Indianapolis Grease Fire Lawyer
Fires are the leading cause of in-home fatalities and are the fifth-leading cause of unintentional death in the United States. Grease fires commonly occur in the kitchen, when oil or fat on the stove becomes far too hot and catches fire. Grease fires can easily spiral out of control and destroy an entire home, and therefore, homeowners and their families should understand how to prevent grease fires from occurring and how to control them if they do arise.

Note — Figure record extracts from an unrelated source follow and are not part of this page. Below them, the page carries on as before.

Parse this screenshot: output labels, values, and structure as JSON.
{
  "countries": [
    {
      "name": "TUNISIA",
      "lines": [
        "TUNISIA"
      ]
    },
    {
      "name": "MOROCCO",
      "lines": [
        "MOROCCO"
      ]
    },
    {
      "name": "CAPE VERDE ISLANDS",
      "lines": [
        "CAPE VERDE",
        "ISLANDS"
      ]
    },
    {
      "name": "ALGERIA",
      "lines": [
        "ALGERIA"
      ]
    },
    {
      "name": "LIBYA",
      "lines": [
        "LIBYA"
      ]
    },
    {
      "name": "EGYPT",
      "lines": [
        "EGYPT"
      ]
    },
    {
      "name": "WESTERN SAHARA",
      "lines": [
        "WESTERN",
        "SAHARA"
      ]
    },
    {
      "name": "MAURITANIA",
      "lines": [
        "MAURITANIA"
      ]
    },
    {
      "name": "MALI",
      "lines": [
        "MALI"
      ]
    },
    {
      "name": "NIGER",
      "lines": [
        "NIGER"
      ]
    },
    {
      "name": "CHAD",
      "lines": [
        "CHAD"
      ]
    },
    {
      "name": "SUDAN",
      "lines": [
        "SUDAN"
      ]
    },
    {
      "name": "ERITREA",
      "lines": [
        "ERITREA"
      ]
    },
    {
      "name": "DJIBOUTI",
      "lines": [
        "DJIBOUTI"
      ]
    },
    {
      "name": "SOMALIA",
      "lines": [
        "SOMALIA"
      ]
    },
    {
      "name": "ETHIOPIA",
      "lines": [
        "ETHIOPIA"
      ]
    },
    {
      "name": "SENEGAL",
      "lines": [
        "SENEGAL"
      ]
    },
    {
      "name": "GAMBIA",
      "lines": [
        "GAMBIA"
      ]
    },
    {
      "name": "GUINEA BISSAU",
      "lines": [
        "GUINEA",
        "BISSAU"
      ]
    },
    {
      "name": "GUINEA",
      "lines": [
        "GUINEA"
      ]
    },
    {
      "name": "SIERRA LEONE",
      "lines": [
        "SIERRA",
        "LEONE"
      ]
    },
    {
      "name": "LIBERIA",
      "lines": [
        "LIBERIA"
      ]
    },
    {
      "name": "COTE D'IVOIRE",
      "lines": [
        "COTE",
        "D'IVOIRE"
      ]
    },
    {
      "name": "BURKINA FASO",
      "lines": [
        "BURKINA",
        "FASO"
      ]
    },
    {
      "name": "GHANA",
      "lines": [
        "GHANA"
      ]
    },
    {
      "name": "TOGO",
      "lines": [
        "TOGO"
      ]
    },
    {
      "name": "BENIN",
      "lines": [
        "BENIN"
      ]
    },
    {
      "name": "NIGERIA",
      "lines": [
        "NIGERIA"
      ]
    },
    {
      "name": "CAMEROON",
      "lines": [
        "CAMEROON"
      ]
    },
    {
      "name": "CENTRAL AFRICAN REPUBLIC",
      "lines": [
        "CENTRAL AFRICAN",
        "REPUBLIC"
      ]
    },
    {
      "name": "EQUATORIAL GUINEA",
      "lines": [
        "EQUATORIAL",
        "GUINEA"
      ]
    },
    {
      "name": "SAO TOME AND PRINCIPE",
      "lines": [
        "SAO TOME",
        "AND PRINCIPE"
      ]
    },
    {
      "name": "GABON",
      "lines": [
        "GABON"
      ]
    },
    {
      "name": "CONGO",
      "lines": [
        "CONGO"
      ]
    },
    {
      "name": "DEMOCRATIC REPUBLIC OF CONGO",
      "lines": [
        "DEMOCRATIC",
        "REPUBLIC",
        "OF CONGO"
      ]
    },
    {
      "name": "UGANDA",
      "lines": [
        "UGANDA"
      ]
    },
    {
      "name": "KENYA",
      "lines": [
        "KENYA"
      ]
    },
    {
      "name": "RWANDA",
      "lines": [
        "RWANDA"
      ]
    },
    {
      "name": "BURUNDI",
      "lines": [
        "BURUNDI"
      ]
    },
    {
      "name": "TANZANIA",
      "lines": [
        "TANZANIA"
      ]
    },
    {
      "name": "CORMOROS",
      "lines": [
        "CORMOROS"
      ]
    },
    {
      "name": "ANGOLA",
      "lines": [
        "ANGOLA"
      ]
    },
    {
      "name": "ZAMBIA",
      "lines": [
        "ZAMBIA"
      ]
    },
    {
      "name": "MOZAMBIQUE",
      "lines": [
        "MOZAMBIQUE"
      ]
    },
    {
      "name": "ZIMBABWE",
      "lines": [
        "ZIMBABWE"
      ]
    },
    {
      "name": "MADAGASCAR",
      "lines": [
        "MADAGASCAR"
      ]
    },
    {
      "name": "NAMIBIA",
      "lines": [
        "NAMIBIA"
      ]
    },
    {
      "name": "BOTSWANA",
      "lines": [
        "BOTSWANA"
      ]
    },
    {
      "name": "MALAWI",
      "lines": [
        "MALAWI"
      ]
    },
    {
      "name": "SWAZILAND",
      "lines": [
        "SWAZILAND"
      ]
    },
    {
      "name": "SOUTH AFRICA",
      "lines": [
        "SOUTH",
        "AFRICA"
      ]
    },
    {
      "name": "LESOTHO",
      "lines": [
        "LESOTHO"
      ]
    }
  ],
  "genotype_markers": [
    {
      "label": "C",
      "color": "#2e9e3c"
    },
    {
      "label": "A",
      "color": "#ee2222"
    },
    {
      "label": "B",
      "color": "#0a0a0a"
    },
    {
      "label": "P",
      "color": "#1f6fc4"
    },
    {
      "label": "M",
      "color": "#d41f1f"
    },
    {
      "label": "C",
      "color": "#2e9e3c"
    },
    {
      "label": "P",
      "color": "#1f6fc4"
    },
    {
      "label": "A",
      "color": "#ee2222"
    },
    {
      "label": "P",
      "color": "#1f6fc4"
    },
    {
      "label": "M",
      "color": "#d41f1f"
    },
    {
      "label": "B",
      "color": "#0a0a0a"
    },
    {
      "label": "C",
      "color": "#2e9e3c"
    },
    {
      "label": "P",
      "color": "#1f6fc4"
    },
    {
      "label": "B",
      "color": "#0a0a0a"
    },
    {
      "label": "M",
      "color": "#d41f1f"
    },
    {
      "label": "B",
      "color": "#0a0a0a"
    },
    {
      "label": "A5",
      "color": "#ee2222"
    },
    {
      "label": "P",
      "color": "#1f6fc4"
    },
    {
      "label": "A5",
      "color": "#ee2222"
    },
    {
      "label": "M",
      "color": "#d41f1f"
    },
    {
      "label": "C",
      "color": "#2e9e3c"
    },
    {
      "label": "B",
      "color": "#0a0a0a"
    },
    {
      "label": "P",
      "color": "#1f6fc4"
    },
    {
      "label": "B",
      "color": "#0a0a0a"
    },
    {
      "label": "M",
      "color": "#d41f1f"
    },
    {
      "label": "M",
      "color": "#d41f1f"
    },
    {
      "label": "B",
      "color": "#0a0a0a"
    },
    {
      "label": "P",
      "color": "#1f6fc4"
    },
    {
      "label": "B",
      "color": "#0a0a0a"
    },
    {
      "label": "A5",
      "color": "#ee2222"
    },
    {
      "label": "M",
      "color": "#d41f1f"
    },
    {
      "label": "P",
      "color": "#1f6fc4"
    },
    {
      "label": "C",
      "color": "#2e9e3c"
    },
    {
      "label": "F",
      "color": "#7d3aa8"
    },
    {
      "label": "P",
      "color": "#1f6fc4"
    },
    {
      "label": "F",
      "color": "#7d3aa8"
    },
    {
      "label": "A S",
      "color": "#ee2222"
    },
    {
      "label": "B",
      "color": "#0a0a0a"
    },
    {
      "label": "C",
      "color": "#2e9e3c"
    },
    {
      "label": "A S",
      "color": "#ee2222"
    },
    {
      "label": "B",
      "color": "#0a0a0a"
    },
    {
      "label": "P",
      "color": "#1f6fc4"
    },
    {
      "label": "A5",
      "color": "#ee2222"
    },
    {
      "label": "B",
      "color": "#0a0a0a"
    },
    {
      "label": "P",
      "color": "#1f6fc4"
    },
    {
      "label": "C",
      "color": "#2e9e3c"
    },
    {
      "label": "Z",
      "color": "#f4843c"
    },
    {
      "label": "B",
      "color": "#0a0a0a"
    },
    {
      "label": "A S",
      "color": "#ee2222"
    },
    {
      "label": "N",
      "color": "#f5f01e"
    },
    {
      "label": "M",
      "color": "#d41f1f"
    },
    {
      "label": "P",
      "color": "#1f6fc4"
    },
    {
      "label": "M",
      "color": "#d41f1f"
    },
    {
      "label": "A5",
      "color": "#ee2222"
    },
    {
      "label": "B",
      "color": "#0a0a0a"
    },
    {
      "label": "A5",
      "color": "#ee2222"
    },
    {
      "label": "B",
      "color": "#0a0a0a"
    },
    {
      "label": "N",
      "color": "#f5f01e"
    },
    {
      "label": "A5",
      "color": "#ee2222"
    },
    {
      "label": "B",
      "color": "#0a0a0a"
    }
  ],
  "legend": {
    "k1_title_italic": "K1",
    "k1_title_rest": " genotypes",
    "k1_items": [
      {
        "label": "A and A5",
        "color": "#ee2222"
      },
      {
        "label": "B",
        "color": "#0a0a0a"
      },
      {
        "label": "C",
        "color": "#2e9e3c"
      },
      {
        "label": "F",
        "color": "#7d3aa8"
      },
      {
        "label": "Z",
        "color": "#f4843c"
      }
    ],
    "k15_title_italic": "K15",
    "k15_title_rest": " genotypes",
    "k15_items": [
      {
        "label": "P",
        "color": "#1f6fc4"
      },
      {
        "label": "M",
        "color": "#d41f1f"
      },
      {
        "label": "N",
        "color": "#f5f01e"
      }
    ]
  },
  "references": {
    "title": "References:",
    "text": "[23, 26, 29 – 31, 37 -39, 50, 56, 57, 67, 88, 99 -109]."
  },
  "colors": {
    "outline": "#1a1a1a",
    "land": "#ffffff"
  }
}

Fires fueled by grease are different than fires fueled by other types of flammable materials such as paper or wood products. Grease fires cannot be extinguished with water. In fact, throwing water on a grease fire can cause an explosion on contact, escalating the fire’s intensity. For this reason, you should never attempt to extinguish a grease fire with water. Instead, keep the following steps in mind:
- Turn off the heat source underneath the pan if you can safely reach it.
- Cover the fire in the pan with a lid, or dampen a towel and place it over the fire. Never use a wet towel, as this will cause the fire to expand, but dampen the towel to keep it from burning.
- Do not lift the lid or towel to check if the fire has been extinguished. Wait at least 20 minutes to ensure that the grease has cooled before lifting the lid or towel, as lifting it prematurely can add a surge of oxygen that causes the fire to reignite.
- Never attempt to move the pan until the grease has completely cooled. Hot grease can splatter and cause serious, debilitating burns.
The best way to prevent grease fires is to stop them from happening in the first place by keeping a close eye on stovetop pots and pans. In addition, it is important to have a functional fire alarm to alert you should a fire breakout.